MANAGING COMPETITIVENESS AND RISK: THE EFFECT OF SHARIAH COMPLIANCE AND THE CENTRAL ROLE OF REPUTATION AND INVESTMENT EFFICIENCY
DOI:
https://doi.org/10.24034/icobuss.v4i1.490Abstract
Business practices, especially in Muslim-majority countries, are more influenced by religious values. Therefore, CSR is less relevant or relatively limited to be implemented as an accountability mechanism, so it is advisable to consider religious values as an alternative approach to business ethics. In this context, adopting Sharia Compliance (SC) is seen as one of the dimensions of accountability, a form of business ethics implementation, and a manifestation or proxy of business ethics other than CSR. Therefore, based on the theory of business ethics, this study develops and tests a trivariate relationship model to explain how reputation and investment efficiency play a role in the relationship between SC and competitiveness and risk as proxied by the cost of equity capital. Using 825 observations, the estimation results indicate a partial mediation effect of reputation in the relationship between SC and risk (cost of equity capital). However, there is no mediation effect in the relationship between SC and competitiveness. Other estimation results indicate a partial mediation effect of investment efficiency in the relationship between SC and the cost of equity capital and competitiveness. This indicates that investment efficiency can provide additional totals in the relationship between SC and the cost of equity capital and competitiveness. However, the mediation effect of investment efficiency in the relationship between SC and SC competitiveness produces a total negative effect.

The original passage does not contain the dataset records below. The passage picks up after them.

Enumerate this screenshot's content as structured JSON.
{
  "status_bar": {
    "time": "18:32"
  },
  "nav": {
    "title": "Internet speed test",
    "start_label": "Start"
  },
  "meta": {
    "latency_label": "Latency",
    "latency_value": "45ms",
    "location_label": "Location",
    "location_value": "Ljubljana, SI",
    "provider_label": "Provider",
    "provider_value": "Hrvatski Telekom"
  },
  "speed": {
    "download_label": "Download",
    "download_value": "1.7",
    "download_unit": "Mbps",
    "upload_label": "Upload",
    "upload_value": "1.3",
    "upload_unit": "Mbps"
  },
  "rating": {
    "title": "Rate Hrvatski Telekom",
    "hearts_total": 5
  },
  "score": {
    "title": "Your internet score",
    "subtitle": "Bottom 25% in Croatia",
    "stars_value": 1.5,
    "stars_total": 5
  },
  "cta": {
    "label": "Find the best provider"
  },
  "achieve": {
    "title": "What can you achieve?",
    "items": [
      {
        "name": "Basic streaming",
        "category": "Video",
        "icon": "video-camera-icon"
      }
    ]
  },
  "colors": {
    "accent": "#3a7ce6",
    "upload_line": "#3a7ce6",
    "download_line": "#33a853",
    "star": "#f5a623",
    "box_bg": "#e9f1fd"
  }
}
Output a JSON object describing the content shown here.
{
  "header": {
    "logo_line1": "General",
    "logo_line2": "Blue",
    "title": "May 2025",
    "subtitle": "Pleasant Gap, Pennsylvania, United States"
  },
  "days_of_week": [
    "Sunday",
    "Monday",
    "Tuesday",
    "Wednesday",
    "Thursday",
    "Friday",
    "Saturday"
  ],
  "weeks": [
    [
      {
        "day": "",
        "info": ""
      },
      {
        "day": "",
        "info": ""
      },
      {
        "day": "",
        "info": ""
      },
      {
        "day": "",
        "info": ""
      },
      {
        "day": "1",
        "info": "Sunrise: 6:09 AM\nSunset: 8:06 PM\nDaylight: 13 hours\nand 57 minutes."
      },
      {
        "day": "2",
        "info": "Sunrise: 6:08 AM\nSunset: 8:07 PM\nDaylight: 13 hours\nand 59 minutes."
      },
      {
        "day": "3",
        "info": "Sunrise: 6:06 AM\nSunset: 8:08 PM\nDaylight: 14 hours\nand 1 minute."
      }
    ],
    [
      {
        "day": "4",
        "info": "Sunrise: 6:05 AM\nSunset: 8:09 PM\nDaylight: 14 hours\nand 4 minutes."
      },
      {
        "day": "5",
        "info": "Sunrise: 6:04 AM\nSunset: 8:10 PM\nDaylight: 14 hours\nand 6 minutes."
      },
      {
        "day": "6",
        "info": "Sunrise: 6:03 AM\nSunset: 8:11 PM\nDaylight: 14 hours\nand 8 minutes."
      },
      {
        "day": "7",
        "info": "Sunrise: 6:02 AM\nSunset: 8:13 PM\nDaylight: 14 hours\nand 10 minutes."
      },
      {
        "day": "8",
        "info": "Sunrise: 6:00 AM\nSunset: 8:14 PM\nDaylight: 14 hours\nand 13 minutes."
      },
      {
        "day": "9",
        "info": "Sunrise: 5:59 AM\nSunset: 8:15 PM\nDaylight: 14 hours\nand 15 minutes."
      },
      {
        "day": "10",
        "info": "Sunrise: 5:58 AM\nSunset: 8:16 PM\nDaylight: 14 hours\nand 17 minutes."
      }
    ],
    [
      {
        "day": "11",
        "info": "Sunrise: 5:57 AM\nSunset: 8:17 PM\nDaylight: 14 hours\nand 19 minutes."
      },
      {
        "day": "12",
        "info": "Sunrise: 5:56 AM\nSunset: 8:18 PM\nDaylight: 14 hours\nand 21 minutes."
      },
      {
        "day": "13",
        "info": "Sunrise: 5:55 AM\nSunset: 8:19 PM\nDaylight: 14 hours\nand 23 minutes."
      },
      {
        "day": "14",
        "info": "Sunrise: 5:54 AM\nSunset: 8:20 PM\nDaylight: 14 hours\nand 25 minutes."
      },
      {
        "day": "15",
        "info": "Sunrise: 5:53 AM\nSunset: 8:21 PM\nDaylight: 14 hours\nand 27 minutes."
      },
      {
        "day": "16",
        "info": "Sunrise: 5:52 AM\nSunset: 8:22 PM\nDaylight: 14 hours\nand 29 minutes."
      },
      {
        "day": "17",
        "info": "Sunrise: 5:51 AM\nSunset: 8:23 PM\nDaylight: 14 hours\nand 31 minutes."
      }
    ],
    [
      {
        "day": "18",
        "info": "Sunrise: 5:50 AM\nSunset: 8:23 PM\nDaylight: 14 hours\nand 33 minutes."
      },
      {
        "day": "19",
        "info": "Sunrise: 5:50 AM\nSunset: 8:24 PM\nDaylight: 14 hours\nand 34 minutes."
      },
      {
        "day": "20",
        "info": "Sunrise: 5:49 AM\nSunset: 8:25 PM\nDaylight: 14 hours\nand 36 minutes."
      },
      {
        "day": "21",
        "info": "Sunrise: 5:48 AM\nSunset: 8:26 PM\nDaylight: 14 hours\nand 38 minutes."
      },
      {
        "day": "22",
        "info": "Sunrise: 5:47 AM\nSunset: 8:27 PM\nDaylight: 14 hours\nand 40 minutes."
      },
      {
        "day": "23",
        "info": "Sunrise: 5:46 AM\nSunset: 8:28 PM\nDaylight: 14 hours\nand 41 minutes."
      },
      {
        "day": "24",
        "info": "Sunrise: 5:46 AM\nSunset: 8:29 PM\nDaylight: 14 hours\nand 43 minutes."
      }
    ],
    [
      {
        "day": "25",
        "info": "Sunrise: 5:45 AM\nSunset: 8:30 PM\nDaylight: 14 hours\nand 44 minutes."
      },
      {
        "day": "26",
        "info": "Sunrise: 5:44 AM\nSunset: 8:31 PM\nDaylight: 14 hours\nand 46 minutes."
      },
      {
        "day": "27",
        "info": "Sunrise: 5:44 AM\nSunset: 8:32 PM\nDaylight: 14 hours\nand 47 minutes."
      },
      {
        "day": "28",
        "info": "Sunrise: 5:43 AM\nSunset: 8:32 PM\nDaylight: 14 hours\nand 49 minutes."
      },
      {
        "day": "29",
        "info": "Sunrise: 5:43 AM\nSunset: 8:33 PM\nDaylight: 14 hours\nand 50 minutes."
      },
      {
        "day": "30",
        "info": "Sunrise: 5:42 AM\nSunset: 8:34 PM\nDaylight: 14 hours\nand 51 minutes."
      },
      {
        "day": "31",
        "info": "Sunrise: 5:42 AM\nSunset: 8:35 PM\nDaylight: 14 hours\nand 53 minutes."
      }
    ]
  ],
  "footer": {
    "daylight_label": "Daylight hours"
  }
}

Therefore, it can be said that the mediation of investment efficiency in the relationship between SC and competitiveness is an inconsistent or competitive mediation model. Overall, the partial mediation effect of reputation and investment efficiency indicates (1) there are other mediators (hidden mediators) in the relationship between SC and equity capital costs and competitiveness, (2) SC in reducing equity capital costs and producing competitiveness, among others, by building a good reputation and utilizing positive NPV investment opportunities.